In January 2016, I was in another hospital across the country having imaging for the known CSF leak. After the testing was done, a leak was found in my lumbar spine and a location they felt was suspicious on my thoracic spine (where I had old stress fractures and incredibly thin dura, believed to have been causing leaks). There were also bone fragments next to the fractures, so the doctor double reinforced my spine in that area and performed a dural reduction surgery in parts of my thoracic and lumbar spine. I got better until August 2016, when I started experiencing symptoms of a CSF leak. Upon consultation, we decided a blood patch would be the place to start and it resolved my symptoms quickly.  As of August 2018, the blood patch has continued to keep me from leaking and no leak symptoms have occurred.  While I’m going to be at risk for leaks, and likely leak periodically due to Ehlers-Danlos Syndrome, I will take the results I’ve seen thus far.  It’s also interesting to note that while I’ve had a number of unsuccessful patches, this time the post-patch recovery protocol was different in that I laid flat for 2 hours post patch, then 3 days lying flat except to go to the bathroom and eat.  I’m convinced that this protocol helped immensely, as the weight of the CSF Is much greater when upright thus increasing the chance of a leak.  Also, a blood patch doesn’t end the leak repair, it merely starts it.  Once the clotting effect has finished, the next stage occurs, which includes tissue growth to repair the opening.  With Ehlers-Danlos Syndrome, this process is often diminished and requires longer than the normal recovery time, which is why I believe many of us have had failed patches.

I am still continuing to heal, and likely will never be returned to my old self.  I have been discharged from physical therapy as of December 2017, however I still exercise every day for at least an hour.  I know that this is a key part of my healing; there have been a few occasions when I was unable to do my exercises for a few days I notice difficulty in doing my daily activities.  In addition, I will not likely be able to work as a paid employee ever again, however, I have been able to provide some help to a variety of people.  I enjoy helping others and this works well as if I have a less than optimal day, I can just let anyone who needs my help know that I won’t be available to help them.

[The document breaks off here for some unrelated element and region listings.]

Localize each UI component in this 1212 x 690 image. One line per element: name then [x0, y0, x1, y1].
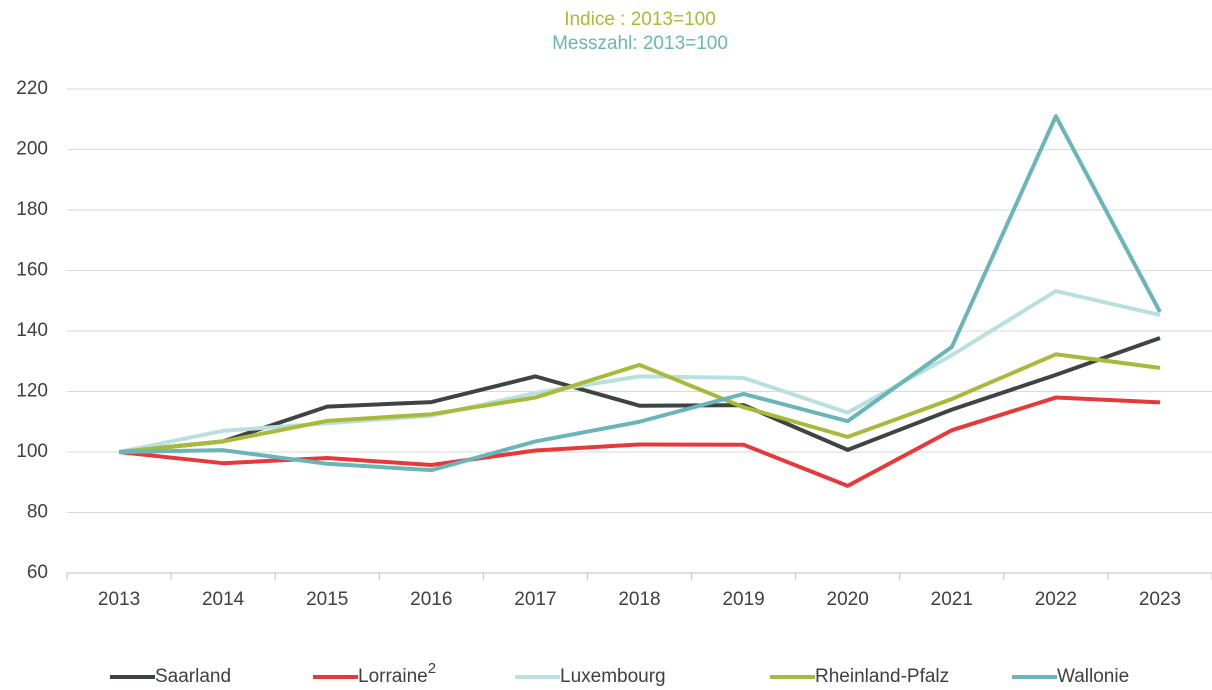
legend-label: Luxembourg [560, 666, 666, 687]
subtitle: Messzahl: 2013=100 [552, 33, 728, 54]
x-tick-label: 2020 [827, 589, 869, 610]
y-tick-label: 120 [16, 381, 48, 402]
y-tick-label: 220 [16, 78, 48, 99]
x-tick-label: 2014 [202, 589, 245, 610]
y-tick-label: 140 [16, 320, 48, 341]
legend-label: Wallonie [1057, 666, 1129, 687]
y-tick-label: 80 [27, 502, 48, 523]
legend-name: Wallonie [1057, 666, 1129, 687]
y-tick-label: 180 [16, 199, 48, 220]
y-tick-label: 160 [16, 260, 48, 281]
y-tick-label: 100 [16, 441, 48, 462]
subtitle: Indice : 2013=100 [564, 9, 716, 30]
x-tick-label: 2016 [410, 589, 452, 610]
x-tick-label: 2015 [306, 589, 348, 610]
x-tick-label: 2013 [98, 589, 140, 610]
x-tick-label: 2019 [722, 589, 764, 610]
x-tick-label: 2017 [514, 589, 556, 610]
y-tick-label: 60 [27, 562, 48, 583]
legend-name: Lorraine [358, 666, 428, 687]
series-line [118, 336, 1161, 454]
series-line [118, 289, 1161, 454]
series-line [119, 114, 1162, 473]
legend-label: Lorraine2 [358, 660, 436, 687]
legend-name: Luxembourg [560, 666, 666, 687]
y-tick-label: 200 [16, 139, 48, 160]
x-tick-label: 2021 [931, 589, 973, 610]
legend-name: Rheinland-Pfalz [815, 666, 949, 687]
x-tick-label: 2023 [1139, 589, 1181, 610]
x-tick-label: 2022 [1035, 589, 1077, 610]
legend-name: Saarland [155, 666, 231, 687]
legend-sup: 2 [428, 660, 436, 677]
x-tick-label: 2018 [618, 589, 660, 610]
legend-label: Rheinland-Pfalz [815, 666, 949, 687]
series-line [118, 395, 1161, 488]
series-line [118, 352, 1161, 454]
legend-label: Saarland [155, 666, 231, 687]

My recovery hasn’t been without trouble, as I returned to the hospital once, in the spring of 2018, for what was presumed to be a gall bladder problem.  Since I’ve suffered issues with kidney stones, it’s not surprising to me that I have a lot of gall stones.  I suspect it has to do with some of the gastrointestinal issues that hEDS brings, but there is nothing definitive.  After 2 days of pretty significant pain, the pain subsided and nothing more came of it.

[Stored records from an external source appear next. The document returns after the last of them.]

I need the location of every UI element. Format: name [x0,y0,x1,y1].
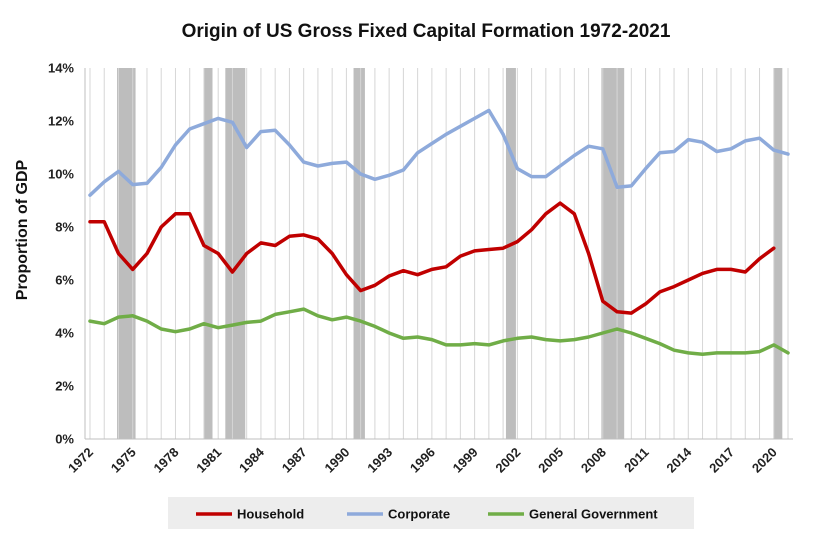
chart-title: Origin of US Gross Fixed Capital Formati… [182,21,671,42]
x-tick-label: 1999 [450,445,481,476]
legend: Household Corporate General Government [168,497,694,529]
recession-band-1 [203,68,213,439]
x-tick-label: 2002 [492,445,523,476]
vertical-gridlines [89,68,789,439]
x-tick-labels: 1972 1975 1978 1981 1984 1987 1990 1993 1996 1999… [65,444,780,476]
y-tick-label: 2% [55,379,74,394]
recession-bands [117,68,783,439]
series-line-household [88,201,776,315]
x-tick-label: 1972 [65,445,96,476]
y-tick-label: 10% [48,167,74,182]
x-tick-label: 2014 [663,444,695,476]
x-tick-label: 1987 [279,445,310,476]
y-tick-label: 12% [48,114,74,129]
legend-label: General Government [529,507,658,522]
x-tick-label: 1981 [193,445,224,476]
recession-band-5 [601,68,625,439]
y-tick-labels: 0% 2% 4% 6% 8% 10% 12% 14% [48,61,74,447]
x-tick-label: 2017 [706,445,737,476]
legend-label: Corporate [388,507,450,522]
y-tick-label: 0% [55,432,74,447]
y-tick-label: 14% [48,61,74,76]
y-tick-label: 6% [55,273,74,288]
x-tick-label: 2005 [535,445,566,476]
x-tick-label: 2020 [749,445,780,476]
recession-band-3 [353,68,365,439]
recession-band-6 [773,68,783,439]
x-tick-label: 1984 [236,444,268,476]
series-lines [88,108,790,356]
legend-box [168,497,694,529]
y-tick-label: 4% [55,326,74,341]
x-tick-label: 1975 [108,445,139,476]
x-tick-label: 1996 [407,445,438,476]
x-tick-label: 1990 [321,445,352,476]
x-tick-label: 1993 [364,445,395,476]
recession-band-0 [117,68,136,439]
x-tick-label: 2008 [578,445,609,476]
x-tick-label: 1978 [151,445,182,476]
x-tick-label: 2011 [621,445,652,476]
recession-band-2 [225,68,246,439]
legend-label: Household [237,507,304,522]
series-line-general-government [88,307,790,356]
axes [84,68,793,440]
y-axis-label: Proportion of GDP [14,159,31,300]
recession-band-4 [505,68,516,439]
y-tick-label: 8% [55,220,74,235]
series-line-corporate [88,108,790,197]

Overall, there have been a number of positive outcomes and I wouldn’t change the decision to have my third decompression & fusion.  This has granted me the ability to lead a life, which while not “normal,” is fulfilling.

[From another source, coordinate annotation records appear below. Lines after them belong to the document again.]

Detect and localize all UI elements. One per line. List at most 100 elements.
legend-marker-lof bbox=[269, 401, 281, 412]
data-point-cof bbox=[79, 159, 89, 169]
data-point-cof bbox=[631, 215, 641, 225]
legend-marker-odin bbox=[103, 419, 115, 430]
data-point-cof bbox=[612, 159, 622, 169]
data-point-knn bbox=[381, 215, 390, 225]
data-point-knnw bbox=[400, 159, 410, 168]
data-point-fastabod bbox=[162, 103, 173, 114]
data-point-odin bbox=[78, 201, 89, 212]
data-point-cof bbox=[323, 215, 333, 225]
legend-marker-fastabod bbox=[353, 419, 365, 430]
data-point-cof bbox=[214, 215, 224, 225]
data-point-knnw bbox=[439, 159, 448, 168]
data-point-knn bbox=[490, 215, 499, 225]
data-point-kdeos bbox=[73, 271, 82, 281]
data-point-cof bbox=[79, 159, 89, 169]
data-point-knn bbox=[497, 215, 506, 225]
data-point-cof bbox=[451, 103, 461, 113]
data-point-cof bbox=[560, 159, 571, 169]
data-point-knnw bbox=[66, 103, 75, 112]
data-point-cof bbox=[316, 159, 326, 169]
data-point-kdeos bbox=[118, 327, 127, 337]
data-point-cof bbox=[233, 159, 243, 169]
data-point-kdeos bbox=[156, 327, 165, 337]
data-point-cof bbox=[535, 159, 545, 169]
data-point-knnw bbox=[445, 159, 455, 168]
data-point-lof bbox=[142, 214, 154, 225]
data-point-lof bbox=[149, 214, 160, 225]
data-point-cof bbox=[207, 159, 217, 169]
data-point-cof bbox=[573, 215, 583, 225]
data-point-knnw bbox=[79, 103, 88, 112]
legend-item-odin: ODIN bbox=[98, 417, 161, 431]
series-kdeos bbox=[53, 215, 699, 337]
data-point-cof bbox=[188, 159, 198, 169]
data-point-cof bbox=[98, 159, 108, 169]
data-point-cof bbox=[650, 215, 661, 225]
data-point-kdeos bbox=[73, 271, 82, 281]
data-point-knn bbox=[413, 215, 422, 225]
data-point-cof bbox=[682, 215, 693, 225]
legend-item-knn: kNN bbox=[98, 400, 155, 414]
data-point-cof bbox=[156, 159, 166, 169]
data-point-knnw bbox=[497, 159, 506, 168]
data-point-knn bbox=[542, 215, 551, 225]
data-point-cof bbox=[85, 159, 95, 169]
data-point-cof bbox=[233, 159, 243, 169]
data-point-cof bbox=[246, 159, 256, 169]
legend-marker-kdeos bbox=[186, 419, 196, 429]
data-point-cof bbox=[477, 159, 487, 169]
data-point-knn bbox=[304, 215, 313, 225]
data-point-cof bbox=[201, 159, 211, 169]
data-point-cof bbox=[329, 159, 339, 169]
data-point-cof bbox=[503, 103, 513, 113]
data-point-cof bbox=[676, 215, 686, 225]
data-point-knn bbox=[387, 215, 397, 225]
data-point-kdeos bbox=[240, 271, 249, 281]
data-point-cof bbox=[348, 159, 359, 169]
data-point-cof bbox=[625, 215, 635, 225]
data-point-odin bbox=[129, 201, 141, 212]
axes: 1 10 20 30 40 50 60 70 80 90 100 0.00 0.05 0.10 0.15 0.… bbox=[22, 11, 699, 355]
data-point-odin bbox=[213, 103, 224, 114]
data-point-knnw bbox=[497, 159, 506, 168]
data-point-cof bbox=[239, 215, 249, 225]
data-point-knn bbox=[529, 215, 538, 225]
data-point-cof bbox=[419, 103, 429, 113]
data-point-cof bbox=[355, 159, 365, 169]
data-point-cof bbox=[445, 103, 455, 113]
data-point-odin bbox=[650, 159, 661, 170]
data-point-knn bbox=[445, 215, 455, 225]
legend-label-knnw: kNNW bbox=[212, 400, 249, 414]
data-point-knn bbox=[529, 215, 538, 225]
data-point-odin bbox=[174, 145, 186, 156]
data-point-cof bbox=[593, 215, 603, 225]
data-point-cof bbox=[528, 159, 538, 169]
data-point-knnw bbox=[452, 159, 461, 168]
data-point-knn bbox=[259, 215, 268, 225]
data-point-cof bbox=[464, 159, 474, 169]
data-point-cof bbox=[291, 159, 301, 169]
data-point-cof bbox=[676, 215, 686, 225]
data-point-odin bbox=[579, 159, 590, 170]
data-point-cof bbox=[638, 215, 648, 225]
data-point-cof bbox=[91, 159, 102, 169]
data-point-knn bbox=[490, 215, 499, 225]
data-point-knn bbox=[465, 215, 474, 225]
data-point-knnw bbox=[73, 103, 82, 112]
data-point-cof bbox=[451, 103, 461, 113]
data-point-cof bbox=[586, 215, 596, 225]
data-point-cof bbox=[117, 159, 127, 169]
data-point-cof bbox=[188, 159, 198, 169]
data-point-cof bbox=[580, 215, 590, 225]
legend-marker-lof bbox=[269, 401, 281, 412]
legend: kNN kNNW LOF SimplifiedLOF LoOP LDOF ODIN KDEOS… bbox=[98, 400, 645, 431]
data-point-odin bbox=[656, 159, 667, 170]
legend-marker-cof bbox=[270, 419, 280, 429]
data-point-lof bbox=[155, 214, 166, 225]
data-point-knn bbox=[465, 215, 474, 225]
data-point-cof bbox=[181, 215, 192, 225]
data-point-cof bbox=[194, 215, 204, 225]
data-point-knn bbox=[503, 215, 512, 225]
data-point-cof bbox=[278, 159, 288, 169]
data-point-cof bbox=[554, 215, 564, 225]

I am not, and never will be, completely healed. Many of my symptoms have resolved to the point where I can tolerate them and at times, don’t even notice them. While there is no cure for Chiari or the Ehlers-Danlos Syndrome causing it all, there is more healing possible. They are difficult disorders for many reasons and one of the biggest issues is the way it presents itself; for each person, it can be entirely different, making the diagnosis very difficult. I will always have to be monitored for leaks each time the symptoms present themselves, but for now, I find myself thankful to be alive and so very lucky to have the support I do, especially from my wife, my hero!

*Updated August 2018


  1. What a harrowing story. But it shows how much our loved ones advocating for us can do, and how important it is to research and understand these conditions and get to a real specialist!

  2. This young man is quite the warrior. This story just goes to show the importance of seeing a true chiari specialist. Too often we trust doctors who say they are familiar with chiari, but being familiar is not enough. We have to be vigilant about our health and see doctors who are known chiari specialists if we are to be under the best care.